No âmbito das discussões sobre a adequabilidade ou não do violão ser aceito como instrumento apto a ser integrado em currículos de conservatórios e escolas superiores de música, a discussão  ampliou-se, passando a incluir outros instrumentos de cordas dedilhadas. Essa discussão, então particularmente atual, era já de longa data, revelando também ela contextos sociais e conotações relativas ao homem e a conceituaçõess de cultura e civilização.

O violão surgia como „instrumento de rua“, e aqueles que se empenhavam na sua aceitação em concertos ou em cursos de nível superior entendiam e valorizavam esses esforços como atos ousados e quase heróicos de nobilitação de um instrumento popular. Essa compreensão deixava entrever um sentido de elevação, do subir, do levar o baixo ao alto, o que se ampliava à introdução da música popular no meio erudito, um intento que sinalizava ideais e posições político-culturais.

No âmbito desse debate quanto à introdução do instrumento nos cursos superiores de música, os cordofones dedilhados em geral passaram a ser considerados com especial atenção quando da introdução da área Etnomusicologia na Faculdade de Música e Educação Artística do Instituto Musical de São Paulo em 1972. O intento de englobar os vários instrumentos de cordas dedilhadas nos estudos à procura de novos conhecimentos e perspectivas de interpretações levou à realização de respectivos trabalhos de graduação em Licenciatura em Educação Musical/Artística, salientando-se, entre êles, aqueles de Therezinha Rosa Menduni.
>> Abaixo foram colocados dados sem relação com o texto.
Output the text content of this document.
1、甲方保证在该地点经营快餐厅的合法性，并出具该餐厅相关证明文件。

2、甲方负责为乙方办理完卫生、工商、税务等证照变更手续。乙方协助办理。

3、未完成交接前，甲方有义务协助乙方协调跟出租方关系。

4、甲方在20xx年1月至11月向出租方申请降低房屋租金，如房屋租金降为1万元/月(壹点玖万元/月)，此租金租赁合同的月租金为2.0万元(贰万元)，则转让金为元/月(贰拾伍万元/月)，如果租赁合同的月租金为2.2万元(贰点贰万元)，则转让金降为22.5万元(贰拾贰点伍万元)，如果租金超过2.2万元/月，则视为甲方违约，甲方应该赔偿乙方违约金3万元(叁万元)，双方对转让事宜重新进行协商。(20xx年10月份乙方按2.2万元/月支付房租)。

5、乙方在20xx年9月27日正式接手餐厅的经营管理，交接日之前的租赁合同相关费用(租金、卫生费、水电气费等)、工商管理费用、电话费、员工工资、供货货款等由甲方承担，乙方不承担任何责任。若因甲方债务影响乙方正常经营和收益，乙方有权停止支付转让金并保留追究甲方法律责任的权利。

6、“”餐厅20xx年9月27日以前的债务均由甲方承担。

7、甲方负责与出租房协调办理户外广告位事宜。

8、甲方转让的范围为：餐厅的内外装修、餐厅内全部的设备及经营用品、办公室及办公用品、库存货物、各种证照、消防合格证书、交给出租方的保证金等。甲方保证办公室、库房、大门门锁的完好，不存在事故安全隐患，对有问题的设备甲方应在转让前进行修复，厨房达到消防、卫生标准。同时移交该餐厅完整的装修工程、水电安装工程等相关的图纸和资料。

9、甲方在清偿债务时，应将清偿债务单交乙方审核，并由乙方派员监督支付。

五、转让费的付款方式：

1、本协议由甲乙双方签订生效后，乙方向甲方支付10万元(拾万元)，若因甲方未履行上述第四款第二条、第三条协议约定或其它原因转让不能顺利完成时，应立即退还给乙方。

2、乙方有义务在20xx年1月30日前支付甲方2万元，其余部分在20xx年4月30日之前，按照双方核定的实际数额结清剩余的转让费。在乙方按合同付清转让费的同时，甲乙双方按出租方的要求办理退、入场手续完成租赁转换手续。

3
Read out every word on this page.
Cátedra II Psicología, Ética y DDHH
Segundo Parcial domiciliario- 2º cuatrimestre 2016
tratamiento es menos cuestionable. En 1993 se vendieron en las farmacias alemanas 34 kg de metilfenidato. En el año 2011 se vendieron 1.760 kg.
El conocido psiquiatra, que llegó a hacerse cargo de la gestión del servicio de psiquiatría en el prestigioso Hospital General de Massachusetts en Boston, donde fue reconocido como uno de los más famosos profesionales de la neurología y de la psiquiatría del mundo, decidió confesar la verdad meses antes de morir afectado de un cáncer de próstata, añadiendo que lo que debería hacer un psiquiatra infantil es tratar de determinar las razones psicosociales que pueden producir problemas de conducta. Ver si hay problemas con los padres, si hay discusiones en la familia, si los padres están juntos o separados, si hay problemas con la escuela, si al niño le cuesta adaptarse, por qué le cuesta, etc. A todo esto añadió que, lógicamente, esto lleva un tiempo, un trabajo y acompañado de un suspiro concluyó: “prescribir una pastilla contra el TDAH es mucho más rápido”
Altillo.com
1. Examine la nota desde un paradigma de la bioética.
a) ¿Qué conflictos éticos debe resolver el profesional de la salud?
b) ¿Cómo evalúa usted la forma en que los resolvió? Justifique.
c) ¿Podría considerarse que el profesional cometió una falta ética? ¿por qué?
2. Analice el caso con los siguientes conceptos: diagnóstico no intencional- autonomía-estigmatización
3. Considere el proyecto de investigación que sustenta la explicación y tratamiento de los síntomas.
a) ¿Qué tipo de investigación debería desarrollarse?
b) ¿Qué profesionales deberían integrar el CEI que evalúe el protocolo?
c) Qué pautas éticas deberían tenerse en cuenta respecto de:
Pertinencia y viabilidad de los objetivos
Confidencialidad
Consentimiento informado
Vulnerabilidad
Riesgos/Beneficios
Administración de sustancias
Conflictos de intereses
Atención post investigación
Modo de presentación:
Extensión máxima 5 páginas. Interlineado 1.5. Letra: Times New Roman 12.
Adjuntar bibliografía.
A cooperação interdisciplinar entre áreas de natureza histórica, sistemática e empírica - História da Música, Estruturação e Análise, Folclore e Etnomusicologia - revelava a insuficiência de usuais classificações de instrumentos, em particular daquelas mais divulgadas relacionadas com dois renomados representantes da Musicologia Comparada/Etnomusicologia: Erich von Hornbostel (1877-1935) e Curt Sachs (1881-1959).

Reconheceu-se que, se distinções como aquelas entre instrumentos de corda, sopro ou percussão - cordofones, aerofones e membranofones - podiam ser úteis sob determinados aspectos, eram porém por demais superficiais para a compreensão de sentidos, funções e emprêgo de instrumentos em expressões culturais, suas interações e transformações.

Aproximações sistemáticas baseadas no modo de execução - de teclas, sôpro, cordas pinçadas ou friccionadas, assim como de percussão - ou nas características físicas da produção de som revelavam-se como primárias, podendo até mesmo colocar obstáculos a leituras de sentidos de expressões culturais, entre outros, a estudos de mecanismos explicativos de substituições de instrumentos registradas em processsos de mudanças culturais.

A necesssidade de reconsiderações da organologia marcada por procedimentos sistematizadores e categorizadoress no sentido de uma orientação mais propriamente cultural segundo processsos passou a ser discutida internacionalmente a partir de encontros levados a efeito no Museu de Instrumentos de Berlim, em 1975. (Veja)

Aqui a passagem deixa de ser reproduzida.